The exchange is making news today in part because it’s unusual for a high-level speaker to confront a heckler directly, or with such finality, in the moment. Many speakers opt for a tense silence while the heckler is ushered out, attempt to ignore the heckler or just keep talking. I suspect that many executives, faced with a heckler, hesitate to let that speaking gig unravel, and choose the path of least resistance as a “safe” approach.
Ignoring a heckler, however, is just as difficult as ignoring an elephant in your office. I’d rather see you develop some graceful ways with Q&A and interruptions, instead. Here are five things you can learn about handling hecklers from Michelle Obama:
1. Know yourself and how you are likely to respond: When you review videos of yourself speaking, look for how you react to interruptions in the moment, then come up with a plan for how you intend to handle them in the future. That’s the only way to defuse the heckler’s strongest weapon, which is the element of surprise.
Obama shared with the crowd, “One of the things I don’t do well is this” before she confronted the heckler, a not-quite apology for what she was about to do, but I’ll bet that the exchange was one she’d anticipated based on prior experience. Planning your response options lets you move quickly and in the moment, just as the First Lady did.
2. Let the heckler show you what to do. Pay enough attention to the heckler, rather than your distressed audience, to get some cues about how to respond. If the heckler’s rude, get extremely polite. If he’s angry, be calm and pleasant. Here, Obama turned the tables, offering to let the heckler speak—that’s what she was asking for, right?—and explaining what the price would be.

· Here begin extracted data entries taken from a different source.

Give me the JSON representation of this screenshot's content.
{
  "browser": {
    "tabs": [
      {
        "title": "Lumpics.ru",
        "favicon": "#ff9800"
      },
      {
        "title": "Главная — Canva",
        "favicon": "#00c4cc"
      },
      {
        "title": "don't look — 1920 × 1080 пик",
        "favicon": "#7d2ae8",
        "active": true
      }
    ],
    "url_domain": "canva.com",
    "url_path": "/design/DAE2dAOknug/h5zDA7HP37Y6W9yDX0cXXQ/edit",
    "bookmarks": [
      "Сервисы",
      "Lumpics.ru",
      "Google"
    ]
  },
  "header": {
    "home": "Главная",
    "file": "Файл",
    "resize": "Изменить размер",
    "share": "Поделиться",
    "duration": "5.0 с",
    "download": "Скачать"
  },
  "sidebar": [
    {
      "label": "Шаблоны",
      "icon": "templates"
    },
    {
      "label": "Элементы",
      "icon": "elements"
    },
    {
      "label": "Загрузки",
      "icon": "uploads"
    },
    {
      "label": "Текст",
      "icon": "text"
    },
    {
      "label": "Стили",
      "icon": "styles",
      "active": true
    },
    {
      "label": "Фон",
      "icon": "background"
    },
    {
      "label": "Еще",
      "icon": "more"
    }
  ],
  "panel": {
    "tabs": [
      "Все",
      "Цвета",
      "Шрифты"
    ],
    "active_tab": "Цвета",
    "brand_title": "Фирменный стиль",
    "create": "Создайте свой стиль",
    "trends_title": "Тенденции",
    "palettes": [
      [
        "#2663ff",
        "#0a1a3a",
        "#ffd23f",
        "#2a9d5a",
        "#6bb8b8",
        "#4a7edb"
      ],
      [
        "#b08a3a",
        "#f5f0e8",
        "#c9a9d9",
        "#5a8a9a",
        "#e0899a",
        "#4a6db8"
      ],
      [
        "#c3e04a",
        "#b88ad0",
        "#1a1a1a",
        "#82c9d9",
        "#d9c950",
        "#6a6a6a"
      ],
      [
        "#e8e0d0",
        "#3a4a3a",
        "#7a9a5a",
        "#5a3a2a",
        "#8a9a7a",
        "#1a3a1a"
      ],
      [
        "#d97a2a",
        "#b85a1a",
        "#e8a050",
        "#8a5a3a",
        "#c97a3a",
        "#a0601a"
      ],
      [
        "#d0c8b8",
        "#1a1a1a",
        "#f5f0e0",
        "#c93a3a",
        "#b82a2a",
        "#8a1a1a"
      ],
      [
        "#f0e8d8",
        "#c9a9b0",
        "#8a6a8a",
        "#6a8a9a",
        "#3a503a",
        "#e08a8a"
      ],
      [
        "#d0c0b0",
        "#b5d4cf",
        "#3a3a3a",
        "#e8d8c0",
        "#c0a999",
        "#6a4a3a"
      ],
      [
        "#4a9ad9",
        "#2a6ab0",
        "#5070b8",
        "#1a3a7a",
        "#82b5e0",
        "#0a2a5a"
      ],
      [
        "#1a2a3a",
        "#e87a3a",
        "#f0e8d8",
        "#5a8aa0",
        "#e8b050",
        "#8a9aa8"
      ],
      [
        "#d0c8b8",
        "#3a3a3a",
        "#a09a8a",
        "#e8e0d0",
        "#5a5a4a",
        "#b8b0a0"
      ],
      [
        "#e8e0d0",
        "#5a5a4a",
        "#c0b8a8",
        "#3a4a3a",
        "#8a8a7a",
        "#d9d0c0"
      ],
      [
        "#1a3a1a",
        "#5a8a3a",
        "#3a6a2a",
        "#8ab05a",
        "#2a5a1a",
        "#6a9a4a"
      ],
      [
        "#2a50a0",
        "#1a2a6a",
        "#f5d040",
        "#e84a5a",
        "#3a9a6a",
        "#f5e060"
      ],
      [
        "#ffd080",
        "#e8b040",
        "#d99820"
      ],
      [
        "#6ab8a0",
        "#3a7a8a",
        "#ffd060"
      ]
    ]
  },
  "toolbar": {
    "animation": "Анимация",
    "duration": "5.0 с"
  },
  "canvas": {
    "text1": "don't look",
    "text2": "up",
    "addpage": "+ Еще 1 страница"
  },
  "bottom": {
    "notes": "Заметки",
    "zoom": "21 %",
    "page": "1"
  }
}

3. Don’t debate. You’re not there for an unscheduled debate with one person, so don’t waste time arguing with or contradicting the heckler about her topic, which typically isn’t the same as yours. This is no time to change your agenda. Instead, you might work the heckler into your remarks on the fly-“Yes, indeed, tempers are high on this point. But I still believe…” or “That’s exactly the kind of anger I’m talking about,” if that anger happens to coincide with the point you’re making. If you can’t work the heckler into your theme, keep your response non-anxious and non-reactive.
4. At the same time, don’t be afraid to disagree. If you can, let the heckler say her piece. Then feel free to say, “I hear what you’re saying, and I’ve heard it in many settings. But I disagree, because…” Another First Lady, Lady Bird Johnson, faced down hecklers on a 1964 whistle-stop tour in her husband’s campaign. At every stop, people angered by the president’s signing of the civil rights law called her and her daughters “nigger lovers” and more. Johnson would let them say their piece, then counter with “This is a country of many viewpoints. I respect your right to express your own. Now is my turn to express mine.” It was a dignified, non-anxious response that let her get back to her topic.
5. Fall back on the audience. The heckler is one against many, so appeal to the crowd as Obama did: “You all decide. You have one choice.” Trust me, if you’re horrified at the heckler’s behavior, others in your audience (particularly those expensive ticket holders) are, too.
Part of the trick here is to defuse the impact of the heckler without doing so in the same tone and manner that the heckler used. The first impulse might be to argue with or mock the heckler, which just gets you caught up into the distraction. Thinking ahead of time about who might heckle and how, along with some calm, controlled ways to respond, are the speaker’s best course of action.